Niambi ak ndiebe with fried whole fish, top, and lamb dibi, bottom, from Kabba's Kitchen

The rich, floral smell of grilled lamb, the sweet fragrance of caramelized onions, and the sharp scent of mustard wafts out of the Kabba’s Kitchen cart. Three patio tables invite you to sit down and enjoy the smells while you wait for your food. This is a cart that, ideally, you want to give plenty of time to—for the food to be made to order, to sit down and enjoy while the textures are at their peak crispiness.

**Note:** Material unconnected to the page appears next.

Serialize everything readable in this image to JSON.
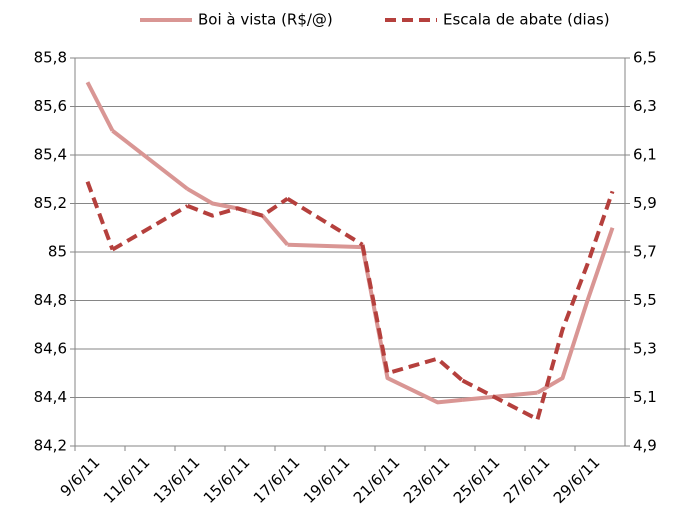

For newcomers to Kabba’s like me, the best way to approach it is with a friend so you can try twice as many things. After all, Senegalese and Gambian food aren’t exactly common in Portland’s food scene, so at some point, you’ll want to explore the whole menu.

The dibi—your choice of grilled chicken or lamb with onions in a mustard sauce—is an excellent place to start, with tender, juicy lamb ready to tear from the bone. It makes you wonder why lamb is often paired with mint—the acidic mustard is a natural pairing for the fatty lamb. It comes with crisp fries, which soak up the lamb-onion juices, and a bright, vinegary salad that lightens up the meal.

I’d tried dibi before, but the new dish for me was the niambi ak ndiebe—black-eyed peas with fried cassava and tomato sauce. It’s well worth it to add the fried whole fish for (only!) $7, so extraordinarily crunchy that you can eat the fins and even some of the bones, while the flesh is succulent and juicy. The chewy-crunchy fried cassava soaks up the sweet, oniony tomato sauce, giving it that prized crispy-soggy texture, while the black-eyed peas are wonderfully al dente. It’s an exciting journey through flavor and texture.

Wash it all down with bissap (hibiscus) juice, don’t forget to ask for a side of that vinegary hot sauce, and come back to try another dish.